Bilindiği gibi SHGM, tescile giren her hava aracına uçuşa elverişlilik sertifikası veriyor. 19 Mayıs Üniversitesi'nin satın aldığı Evektor marka uçaklar da SHGM tarafından uçuşa elverişlilik sertifikasını sorunsuz şekilde aldı. Ancak uçağın uçuşa elverişlilik sertifikası almasında sorun yoktu da bu uçaklarla eğitim uçuşları yapılabilir miydi? Bu konuda hakim görüş bu uçakların sportif amaçlı olduğu ve bu tip uçaklarla PPL eğitimi verilemeyeceği yönündeydi. Tabi aksini düşünenler de vardı. Her ne olursa olsun 19 Mayıs Üniversitesi, uçuş eğitimi verilip verilmeyeceği tartışılan bir uçakta karar kılmakla daha en başından risk almıştı.

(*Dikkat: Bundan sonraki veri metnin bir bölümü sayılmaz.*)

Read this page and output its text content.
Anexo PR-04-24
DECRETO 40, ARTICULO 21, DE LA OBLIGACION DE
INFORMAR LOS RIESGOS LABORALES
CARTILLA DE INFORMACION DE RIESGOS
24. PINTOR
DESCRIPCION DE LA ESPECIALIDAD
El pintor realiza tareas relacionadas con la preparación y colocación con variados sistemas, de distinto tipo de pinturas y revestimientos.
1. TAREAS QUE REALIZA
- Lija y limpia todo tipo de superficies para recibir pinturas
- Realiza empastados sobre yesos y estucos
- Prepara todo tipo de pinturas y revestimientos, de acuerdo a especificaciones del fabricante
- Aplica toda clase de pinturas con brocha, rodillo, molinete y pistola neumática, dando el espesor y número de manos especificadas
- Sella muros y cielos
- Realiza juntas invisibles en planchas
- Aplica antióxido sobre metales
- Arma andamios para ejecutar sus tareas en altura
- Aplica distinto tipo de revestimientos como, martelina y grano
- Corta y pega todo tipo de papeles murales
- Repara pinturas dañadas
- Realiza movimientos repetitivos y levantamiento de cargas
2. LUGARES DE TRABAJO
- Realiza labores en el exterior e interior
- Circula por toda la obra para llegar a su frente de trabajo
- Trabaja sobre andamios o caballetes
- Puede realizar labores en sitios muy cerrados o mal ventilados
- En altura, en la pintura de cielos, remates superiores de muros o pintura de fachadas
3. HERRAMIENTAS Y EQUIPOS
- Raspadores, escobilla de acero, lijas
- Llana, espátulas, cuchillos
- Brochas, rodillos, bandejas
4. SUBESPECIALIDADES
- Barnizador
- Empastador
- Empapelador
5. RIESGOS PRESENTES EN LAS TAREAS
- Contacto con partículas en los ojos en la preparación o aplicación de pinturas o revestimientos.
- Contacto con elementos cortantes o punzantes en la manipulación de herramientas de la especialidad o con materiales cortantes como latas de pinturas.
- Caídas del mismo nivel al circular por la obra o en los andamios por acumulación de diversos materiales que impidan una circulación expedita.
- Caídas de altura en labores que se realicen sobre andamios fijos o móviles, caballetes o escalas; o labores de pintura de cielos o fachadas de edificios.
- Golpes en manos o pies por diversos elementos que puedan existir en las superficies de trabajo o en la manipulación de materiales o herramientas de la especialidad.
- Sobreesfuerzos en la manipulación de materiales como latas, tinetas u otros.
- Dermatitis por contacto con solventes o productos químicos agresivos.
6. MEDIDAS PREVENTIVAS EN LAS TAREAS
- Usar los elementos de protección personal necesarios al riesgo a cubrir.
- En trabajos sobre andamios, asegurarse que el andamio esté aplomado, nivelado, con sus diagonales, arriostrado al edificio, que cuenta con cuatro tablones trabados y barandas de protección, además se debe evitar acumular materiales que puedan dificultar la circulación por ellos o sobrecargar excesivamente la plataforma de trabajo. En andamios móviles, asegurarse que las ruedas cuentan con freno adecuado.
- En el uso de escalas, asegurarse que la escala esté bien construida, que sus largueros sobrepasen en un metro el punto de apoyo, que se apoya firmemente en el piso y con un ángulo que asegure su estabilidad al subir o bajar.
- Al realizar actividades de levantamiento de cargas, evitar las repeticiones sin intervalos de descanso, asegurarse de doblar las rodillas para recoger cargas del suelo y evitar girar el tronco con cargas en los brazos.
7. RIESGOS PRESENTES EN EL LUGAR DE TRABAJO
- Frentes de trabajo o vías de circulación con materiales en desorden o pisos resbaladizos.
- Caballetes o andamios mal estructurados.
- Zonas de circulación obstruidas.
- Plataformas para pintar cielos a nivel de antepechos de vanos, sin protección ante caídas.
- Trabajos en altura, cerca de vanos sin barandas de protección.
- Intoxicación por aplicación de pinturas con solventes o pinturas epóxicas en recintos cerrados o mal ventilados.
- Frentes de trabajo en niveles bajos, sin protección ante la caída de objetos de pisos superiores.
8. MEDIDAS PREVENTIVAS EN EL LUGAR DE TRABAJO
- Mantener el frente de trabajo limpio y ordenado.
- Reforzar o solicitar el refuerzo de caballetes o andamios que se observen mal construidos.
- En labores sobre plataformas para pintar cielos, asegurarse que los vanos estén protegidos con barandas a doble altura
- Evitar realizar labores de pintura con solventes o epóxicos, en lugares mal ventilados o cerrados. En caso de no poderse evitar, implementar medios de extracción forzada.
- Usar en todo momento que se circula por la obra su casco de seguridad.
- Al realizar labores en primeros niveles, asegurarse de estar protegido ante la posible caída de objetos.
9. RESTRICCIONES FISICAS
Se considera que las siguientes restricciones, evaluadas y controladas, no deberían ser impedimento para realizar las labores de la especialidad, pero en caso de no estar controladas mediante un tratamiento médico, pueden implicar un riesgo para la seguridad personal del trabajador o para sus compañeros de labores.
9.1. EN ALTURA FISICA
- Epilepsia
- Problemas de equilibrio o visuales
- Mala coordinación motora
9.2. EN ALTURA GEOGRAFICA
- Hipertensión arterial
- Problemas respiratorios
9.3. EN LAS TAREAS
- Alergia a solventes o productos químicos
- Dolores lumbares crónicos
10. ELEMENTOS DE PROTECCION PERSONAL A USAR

Zaten bu haliyle bile uçaklar ihale şartnamesine uymuyordu. Uçağın panelindeki aviyoniklerin şartnameye uydurulması da sonradan yapıldı. Uçaklar Çek Cumhuriyeti'ndeki fabrikaya götürüldü, yapılan değişikliklerden sonra EASA'dan ilave tip sertifikası alınmadığı için uçarak Çek Cumhuriyeti'ne giden uçaklar kamyon kasasında Türkiye'ye parçalar halinde getirildi!
Bu değişikliklerden sonra uçakların parası ödendi ve ihale kesin olarak sonuçlandı. Ama ihale komisyonundaki kimsenin aklına, " Bu uçaklar neden uçarak Çek Cumhuriyeti'ne gitti de kamyon kasasında döndü' diye sormak gelmedi! Çünkü uçamazdı, bazı parçalarının sertifikasyonu yapılmamıştı. Her şeye rağmen uçaklar, resmen 19 Mayıs Üniversitesi'nin oldu.

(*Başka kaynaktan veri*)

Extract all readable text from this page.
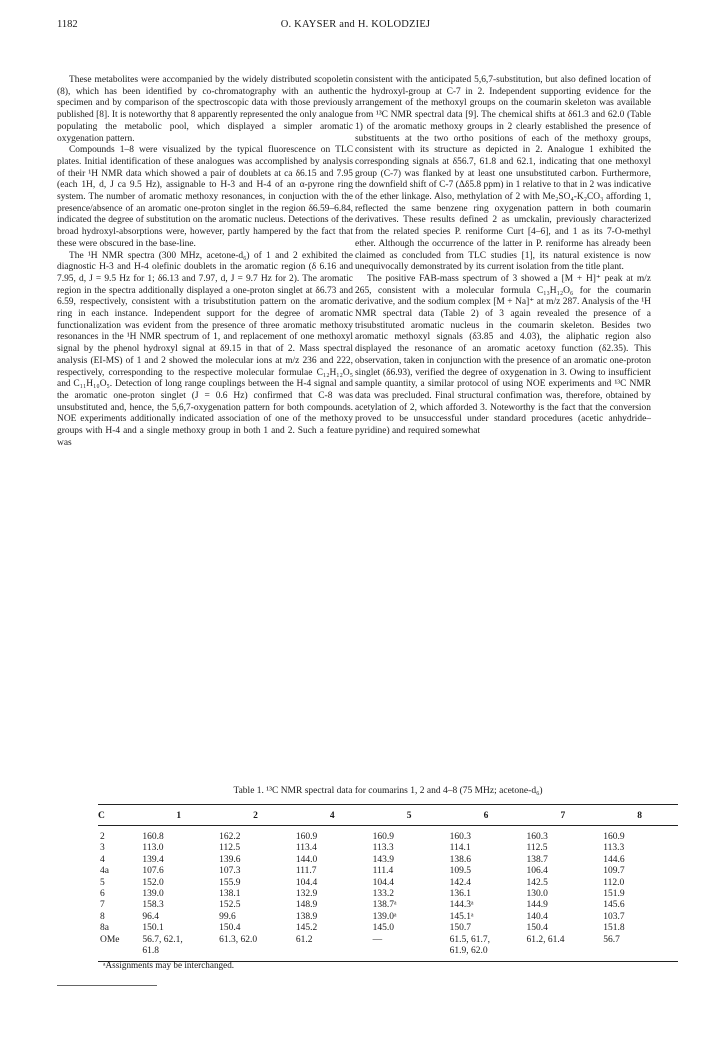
1182	O. KAYSER and H. KOLODZIEJ

These metabolites were accompanied by the widely distributed scopoletin (8), which has been identified by co-chromatography with an authentic specimen and by comparison of the spectroscopic data with those previously published [8]. It is noteworthy that 8 apparently represented the only analogue populating the metabolic pool, which displayed a simpler aromatic oxygenation pattern.

Compounds 1–8 were visualized by the typical fluorescence on TLC plates. Initial identification of these analogues was accomplished by analysis of their ¹H NMR data which showed a pair of doublets at ca δ6.15 and 7.95 (each 1H, d, J ca 9.5 Hz), assignable to H-3 and H-4 of an α-pyrone ring system. The number of aromatic methoxy resonances, in conjuction with the presence/absence of an aromatic one-proton singlet in the region δ6.59–6.84, indicated the degree of substitution on the aromatic nucleus. Detections of the broad hydroxyl-absorptions were, however, partly hampered by the fact that these were obscured in the base-line.

The ¹H NMR spectra (300 MHz, acetone-d₆) of 1 and 2 exhibited the diagnostic H-3 and H-4 olefinic doublets in the aromatic region (δ 6.16 and 7.95, d, J = 9.5 Hz for 1; δ6.13 and 7.97, d, J = 9.7 Hz for 2). The aromatic region in the spectra additionally displayed a one-proton singlet at δ6.73 and 6.59, respectively, consistent with a trisubstitution pattern on the aromatic ring in each instance. Independent support for the degree of aromatic functionalization was evident from the presence of three aromatic methoxy resonances in the ¹H NMR spectrum of 1, and replacement of one methoxyl signal by the phenol hydroxyl signal at δ9.15 in that of 2. Mass spectral analysis (EI-MS) of 1 and 2 showed the molecular ions at m/z 236 and 222, respectively, corresponding to the respective molecular formulae C₁₂H₁₂O₅ and C₁₁H₁₀O₅. Detection of long range couplings between the H-4 signal and the aromatic one-proton singlet (J = 0.6 Hz) confirmed that C-8 was unsubstituted and, hence, the 5,6,7-oxygenation pattern for both compounds. NOE experiments additionally indicated association of one of the methoxy groups with H-4 and a single methoxy group in both 1 and 2. Such a feature was

consistent with the anticipated 5,6,7-substitution, but also defined location of the hydroxyl-group at C-7 in 2. Independent supporting evidence for the arrangement of the methoxyl groups on the coumarin skeleton was available from ¹³C NMR spectral data [9]. The chemical shifts at δ61.3 and 62.0 (Table 1) of the aromatic methoxy groups in 2 clearly established the presence of substituents at the two ortho positions of each of the methoxy groups, consistent with its structure as depicted in 2. Analogue 1 exhibited the corresponding signals at δ56.7, 61.8 and 62.1, indicating that one methoxyl group (C-7) was flanked by at least one unsubstituted carbon. Furthermore, the downfield shift of C-7 (Δδ5.8 ppm) in 1 relative to that in 2 was indicative of the ether linkage. Also, methylation of 2 with Me₂SO₄-K₂CO₃ affording 1, reflected the same benzene ring oxygenation pattern in both coumarin derivatives. These results defined 2 as umckalin, previously characterized from the related species P. reniforme Curt [4–6], and 1 as its 7-O-methyl ether. Although the occurrence of the latter in P. reniforme has already been claimed as concluded from TLC studies [1], its natural existence is now unequivocally demonstrated by its current isolation from the title plant.

The positive FAB-mass spectrum of 3 showed a [M + H]⁺ peak at m/z 265, consistent with a molecular formula C₁₃H₁₂O₆ for the coumarin derivative, and the sodium complex [M + Na]⁺ at m/z 287. Analysis of the ¹H NMR spectral data (Table 2) of 3 again revealed the presence of a trisubstituted aromatic nucleus in the coumarin skeleton. Besides two aromatic methoxyl signals (δ3.85 and 4.03), the aliphatic region also displayed the resonance of an aromatic acetoxy function (δ2.35). This observation, taken in conjunction with the presence of an aromatic one-proton singlet (δ6.93), verified the degree of oxygenation in 3. Owing to insufficient sample quantity, a similar protocol of using NOE experiments and ¹³C NMR data was precluded. Final structural confimation was, therefore, obtained by acetylation of 2, which afforded 3. Noteworthy is the fact that the conversion proved to be unsuccessful under standard procedures (acetic anhydride–pyridine) and required somewhat

Table 1. ¹³C NMR spectral data for coumarins 1, 2 and 4–8 (75 MHz; acetone-d₆)
C	1	2	4	5	6	7	8
2	160.8	162.2	160.9	160.9	160.3	160.3	160.9
3	113.0	112.5	113.4	113.3	114.1	112.5	113.3
4	139.4	139.6	144.0	143.9	138.6	138.7	144.6
4a	107.6	107.3	111.7	111.4	109.5	106.4	109.7
5	152.0	155.9	104.4	104.4	142.4	142.5	112.0
6	139.0	138.1	132.9	133.2	136.1	130.0	151.9
7	158.3	152.5	148.9	138.7ᵃ	144.3ᵃ	144.9	145.6
8	96.4	99.6	138.9	139.0ᵃ	145.1ᵃ	140.4	103.7
8a	150.1	150.4	145.2	145.0	150.7	150.4	151.8
OMe	56.7, 62.1,	61.3, 62.0	61.2	—	61.5, 61.7,	61.2, 61.4	56.7
	61.8				61.9, 62.0		
ᵃAssignments may be interchanged.
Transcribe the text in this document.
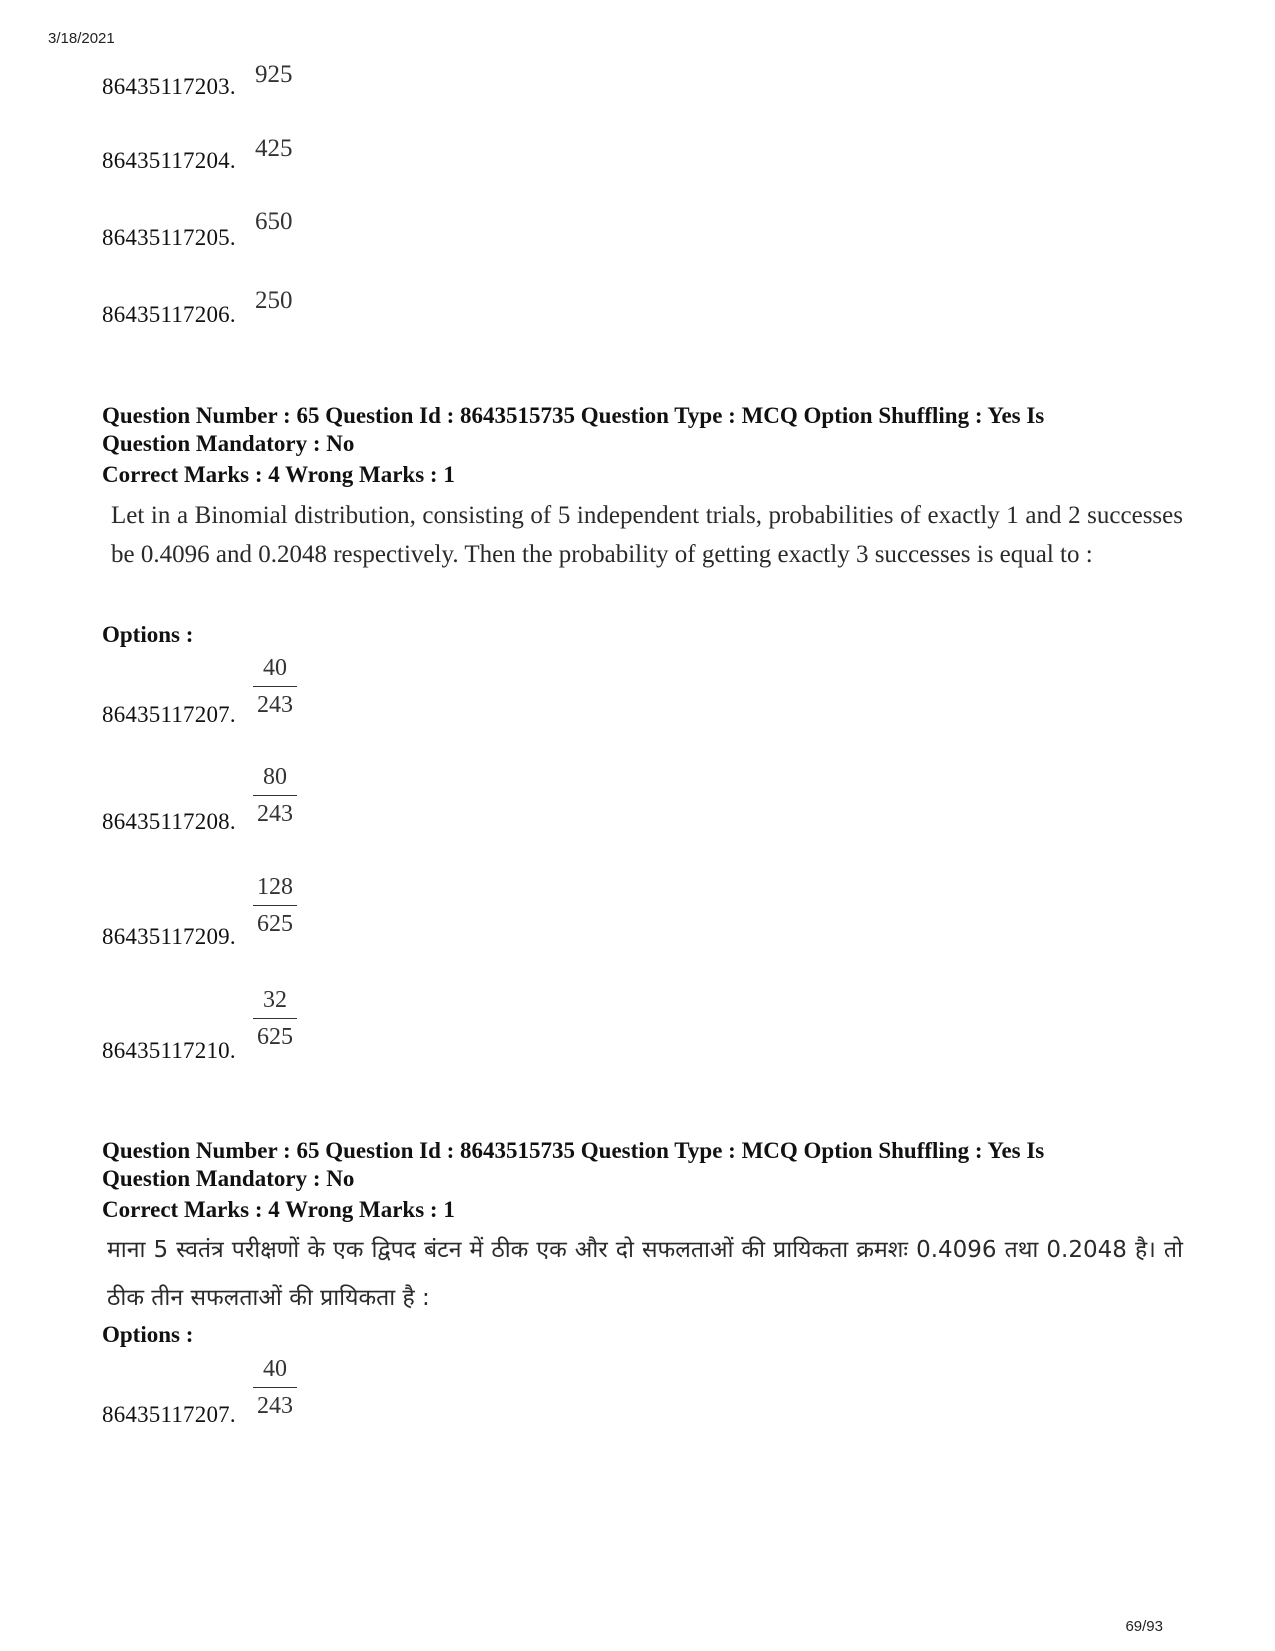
3/18/2021
69/93
86435117203. 925
86435117204. 425
86435117205.
650
86435117206.
250
Question Number : 65 Question Id : 8643515735 Question Type : MCQ Option Shuffling : Yes Is
Question Mandatory : No
Correct Marks : 4 Wrong Marks : 1
Let in a Binomial distribution, consisting of 5 independent trials, probabilities of exactly 1 and 2 successes be 0.4096 and 0.2048 respectively. Then the probability of getting exactly 3 successes is equal to :
Options :
86435117207.
40
243
86435117208.
80
243
86435117209.
128
625
86435117210.
32
625
Question Number : 65 Question Id : 8643515735 Question Type : MCQ Option Shuffling : Yes Is
Question Mandatory : No
Correct Marks : 4 Wrong Marks : 1
माना 5 स्वतंत्र परीक्षणों के एक द्विपद बंटन में ठीक एक और दो सफलताओं की प्रायिकता क्रमशः 0.4096 तथा 0.2048 है। तो ठीक तीन सफलताओं की प्रायिकता है :
Options :
86435117207.
40
243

Şimdi gelelim işin hazin kısmına... Haziran ayında SHGM denetim ekipleri uçakları incelemek istiyor. Bakıyorlar ki uçakların bazı onaylı ekipmanları sökülmüş, yenileri takılmış. Yenilerinin de sertifikası yok! Yani hepsi usulsüz, hepsi merdivanaltı... Bu uçaklarla bırakın uçuş eğitimi yetkisi almayı, SHGM daha önce verdiği uçağın uçuşa elverişlilik sertifikasını da iptal ediyor.

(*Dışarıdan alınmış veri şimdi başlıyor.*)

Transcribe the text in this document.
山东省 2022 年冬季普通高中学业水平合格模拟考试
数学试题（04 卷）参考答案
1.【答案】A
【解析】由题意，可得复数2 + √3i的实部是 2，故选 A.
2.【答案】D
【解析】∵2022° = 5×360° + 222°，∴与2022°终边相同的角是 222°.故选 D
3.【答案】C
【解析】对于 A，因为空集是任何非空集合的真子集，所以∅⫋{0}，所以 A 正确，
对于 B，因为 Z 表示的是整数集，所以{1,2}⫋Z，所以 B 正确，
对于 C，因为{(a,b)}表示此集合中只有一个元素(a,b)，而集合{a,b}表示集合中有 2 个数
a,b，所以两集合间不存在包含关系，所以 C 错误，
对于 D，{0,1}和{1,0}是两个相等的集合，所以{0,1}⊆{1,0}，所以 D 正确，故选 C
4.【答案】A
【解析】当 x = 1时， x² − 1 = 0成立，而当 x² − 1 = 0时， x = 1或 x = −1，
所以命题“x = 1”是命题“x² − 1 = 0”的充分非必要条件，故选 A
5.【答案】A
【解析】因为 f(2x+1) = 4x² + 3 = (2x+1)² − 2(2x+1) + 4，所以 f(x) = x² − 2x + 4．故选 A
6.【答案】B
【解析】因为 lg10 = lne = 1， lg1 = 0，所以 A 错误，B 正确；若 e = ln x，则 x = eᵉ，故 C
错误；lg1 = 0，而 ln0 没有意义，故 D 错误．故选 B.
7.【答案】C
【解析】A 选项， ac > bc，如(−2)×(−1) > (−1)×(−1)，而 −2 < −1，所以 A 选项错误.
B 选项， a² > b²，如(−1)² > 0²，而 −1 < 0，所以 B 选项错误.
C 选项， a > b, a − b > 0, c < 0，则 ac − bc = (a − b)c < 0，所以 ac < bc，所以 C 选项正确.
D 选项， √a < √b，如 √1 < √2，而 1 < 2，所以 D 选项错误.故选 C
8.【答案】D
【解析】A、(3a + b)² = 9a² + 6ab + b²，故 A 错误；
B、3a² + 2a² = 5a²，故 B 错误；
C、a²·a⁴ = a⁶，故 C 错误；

Tamı tamına 951 bin TL ödedikleri uçaklar, bir anda teneke parçasına dönen okul yönetimi bu kez uçağı kendilerine satan Hamid Reza'nın peşine düşüyor. Ama ulaşmak ne mümkün! Yer yarılıyor Hamid Reza içine giriyor. Eğitimlerin başlamasına az bir süre kala bu kez okul Cessna 172 tipi uçak kiralamak zorunda kalıyor.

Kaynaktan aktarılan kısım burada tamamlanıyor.